Теперь что-то проясняется. Исчезнувшая неопределённость прихватила с собой волнение. Рутковский вздохнул и откинулся на спинку. Ёжик вынырнул из тумана. Ощущение двоякое. Такое он уже испытывал в тот день, когда развернули его фронт под Киевом совершенно в другую сторону. Когда отдали 1-ый Белорусский Жукову и повернули от Берлина. И вот отстраняют от Северной группы войск. А с другой стороны начать всё с нуля и сделать самому, как тогда в Ярцеве, это заманчиво. Рутковский молчал. Собственно кому нужно его согласие или нет. Всё уже, должно быть, решено ими, никто не тратил бы на него время: чай и разговор этот одна формальность, камуфляж… От него ждут только согласия. Сталин не торопил, пытливо посматривая на гостя. Для него это только игра. Он отлично знает, что припёртый к стенке, Рутковский скажет да. Если он заартачится, пустят в ход анонимки, их уже поди наклепали и приплюсуют жалобы на его аморальное поведение на фронте. Нароют вагон дерьма. Прокатят то, что уже опробовали на Жукове. Ведь не зря он начал разговор с семьи и количества дочерей.

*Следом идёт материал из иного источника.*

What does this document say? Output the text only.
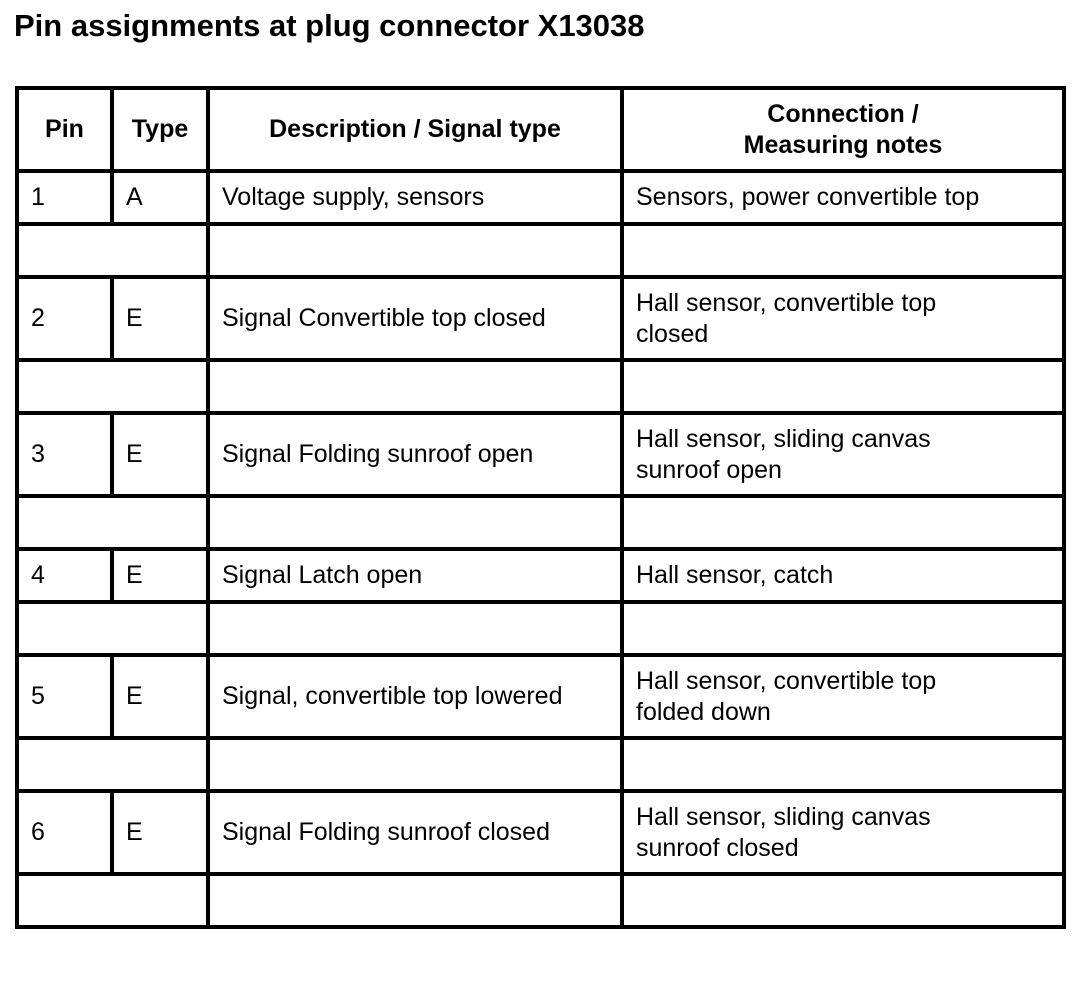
Pin assignments at plug connector X13038
Pin	Type	Description / Signal type	Connection /
Measuring notes
1	A	Voltage supply, sensors	Sensors, power convertible top

2	E	Signal Convertible top closed	Hall sensor, convertible top
closed

3	E	Signal Folding sunroof open	Hall sensor, sliding canvas
sunroof open

4	E	Signal Latch open	Hall sensor, catch

5	E	Signal, convertible top lowered	Hall sensor, convertible top
folded down

6	E	Signal Folding sunroof closed	Hall sensor, sliding canvas
sunroof closed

Сталин, щурит глаз, пускает дым и доброжелательно улыбается. Улыбается зная, что Рутковский смирится с неизбежным. 'Маршал не глупый человек должен понять. Ума набрался: в тюрьме сидел, войну прошёл… Сейчас совсем не составляет большого труда сделать его экс героем. Один уже поднимает военный дух дальних гарнизонов. Спит в вагоне и при пулемётах. Ох упрям, весь в меня'.
'Понятно, что ссылка, — думал Костя, — но Польша, это не 'Кресты'. Отсидимся, к тому же, при деле. Там его непочатый край'.
— Партии виднее, где мой ратный труд важнее, я коммунист…,- набравшись в лёгкие побольше воздуха, выдыхает из себя Рутковский поднимаясь и звонко щёлкая каблуками.
— Отлично! Другого я от вас и не ждал, — улыбается Сталин.
Он вдруг извинившись вызвал Поскрёбышева и что-то прошептал ему.